In a passive educational culture, the paradigm of “blaming the victims” normally is employed to explain differences in performance, achievement and behavior. This paradigm proposes that all students enter the school system prepared to learn and that all are self-motivated and enthusiastic about their future. In this paradigm, school officials, particularly teachers, are believed to have little impact and only limited responsibility for students’ success. Their job is to provide guidance.

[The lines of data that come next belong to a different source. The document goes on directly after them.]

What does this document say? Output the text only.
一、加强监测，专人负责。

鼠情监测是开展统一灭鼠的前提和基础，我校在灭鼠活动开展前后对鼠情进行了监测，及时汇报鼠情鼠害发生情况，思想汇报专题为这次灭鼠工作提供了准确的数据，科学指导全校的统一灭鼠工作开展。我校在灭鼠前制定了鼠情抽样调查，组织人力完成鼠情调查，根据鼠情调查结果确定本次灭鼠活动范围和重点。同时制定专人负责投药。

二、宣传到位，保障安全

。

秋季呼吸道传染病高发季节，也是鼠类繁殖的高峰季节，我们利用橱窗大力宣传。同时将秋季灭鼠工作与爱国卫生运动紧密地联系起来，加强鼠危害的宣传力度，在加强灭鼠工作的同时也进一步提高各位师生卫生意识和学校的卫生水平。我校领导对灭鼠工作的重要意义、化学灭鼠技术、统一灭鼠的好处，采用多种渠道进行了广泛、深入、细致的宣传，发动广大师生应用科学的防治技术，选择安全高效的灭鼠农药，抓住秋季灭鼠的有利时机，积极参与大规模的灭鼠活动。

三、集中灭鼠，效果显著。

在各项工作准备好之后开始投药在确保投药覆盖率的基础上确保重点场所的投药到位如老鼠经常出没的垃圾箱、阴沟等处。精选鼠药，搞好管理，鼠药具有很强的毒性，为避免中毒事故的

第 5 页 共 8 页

In an active educational culture, the paradigm includes more than parents and students. In this culture, such qualities as administrative leadership and teaching excellence are considered, as well as recognition that active intervention might be needed before some students are prepared to learn. In an active educational culture, the often-expressed sentiment “It takes a village to raise a child” is given more than lip service. The need for others – school board members, school superintendents and principals, teachers, city officials, parents, students, leaders and educators from SIUC- to be actively involved in the teaching and learning process would be recognized.

If Carbondale is to decrease the gap between black and white students, all of these groups must make a commitment to change the educational culture. Developing an active educational culture will not be easy, but it can be accomplished if the prerequisites of leadership, willingness, commitment and involvement are directed toward this issue.

Dr. Bryson is the Associate Chancellor-Diversity. Community Leader’s Forum appears every Thursday. These views do not necessarily reflect those of the Daily Egyptian.